On Wed, 2016-01-06 at 18:52 +0000, Andy Seaborne wrote:
> Hi Paul,
>
> > My question is: is total query time limited by search execution speed,
> > or by marshaling and serialization of search results?
>
> Costs are a bit of both but normally mainly query. It also depends on
> the client processing.
>
> Some context please:
> 1/ What's the storage layer?
TDB behind fuseki 2.3.1
> 2/ What result set format are you getting?
text/csv
> 3/ How are you handling the results on receipt in the client?
Just writing them to file for testing.
>
> (Håvard point about seeing data and query also applies)

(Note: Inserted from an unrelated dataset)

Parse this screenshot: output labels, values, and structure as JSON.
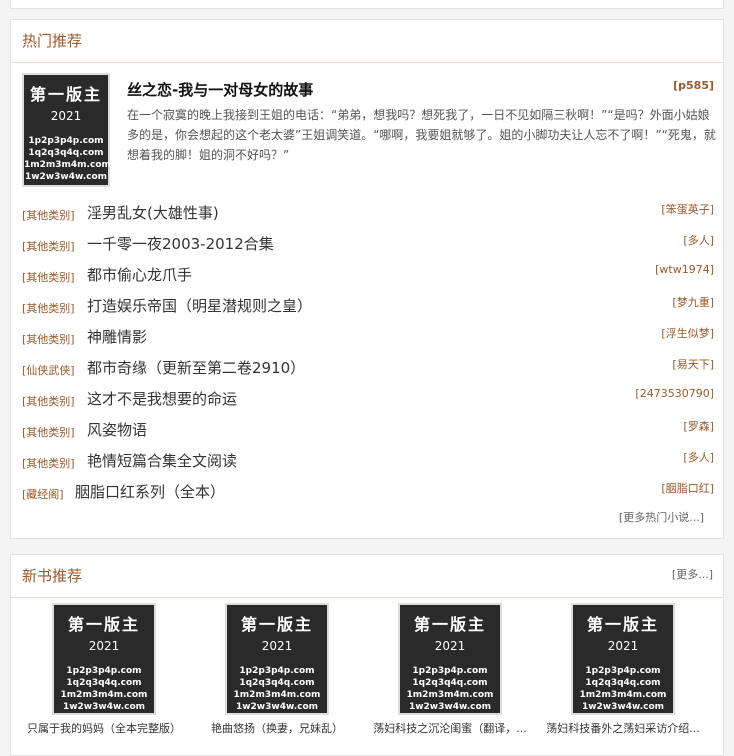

Sorry, not easy to share the data.
>
> The important point is that output is streamed.
>
> Result sent while the query is execution; it is not the case that the
> query executes,. all the results calculated and then results are produced.
>
> To investigate, modify the query to do something like this
>
> SELECT (count(*) AS ?C) { ... }
>
> because then the result set cost is low and all the query is executed
> before a result can be produced.
>
Yes, I did that, and the time is very nearly the same.
So I conclude we are seeing the best performance possible unless there
is something terribly wrong with my queries. They are essentially of the
form:
select ?s
where {
?nd :prop1 <uri1>;
:prop2 "lit1";
:prop3 ?var1;
:prop4 ?var2;
# more properties of ?s
filter (?var1 > N1 && ?var1 < N2)
filter (?var2 in (<uriA>,<uriB>,...))
#more filters on ?nd properties
?s :p1/:p2 ?nd.
}
Some of the filters get a little more complicated. And there is at least
one, possibly 2, UNION clauses. No OPTIONAL clauses. I've dissected the
queries and run each individual piece (triple + filter), and it seems to
be the more complicated filters that start to slow things down, as might
be expected.
Thanks for your comments and interest. The performance we're seeing is
unacceptable for our application requirements, so I wanted to see if
there were any other performance factors I had missed.
Regards,
--Paul
> Andy
>
>
> On 06/01/16 16:17, Paul Tyson wrote:
> > I have a modest (17M triple) dataset, fairly flat graph. I run some
> > queries selecting nodes with anywhere from 12-20 different property
> > values.
> >
> > Result set counts are anywhere from 10,000 to 30,000 nodes. Total
> > execution time measured at client are in the 30-40 second range.
> >
> > The web request begins streaming results immediately, but seems to take
> > longer than it should (based on the number of results and size of data
> > transfer). I also notice that the time is roughly linear with the size
> > of dataset--halving the dataset size halves the result set and the
> > execution time. I wouldn't have expected this behavior if all the time
> > was due to an indexed search.
> >
> > My question is: is total query time limited by search execution speed,
> > or by marshaling and serialization of search results?
> >
> > I have tried different query patterns, and believe I have the best
> > queries possible for the use case.
> >
> > I'm looking for other suggestions to reduce overall execution time. The
> > performance does not improve drastically going from 4Gb to 8 or 16Gb
> > RAM. My test platforms are 64-bit Windows, ranging from small server
> > (16Gb RAM, 4 CPU) to laptops with 4Gb RAM.
> >
> > Thanks,
> > --Paul
> >
>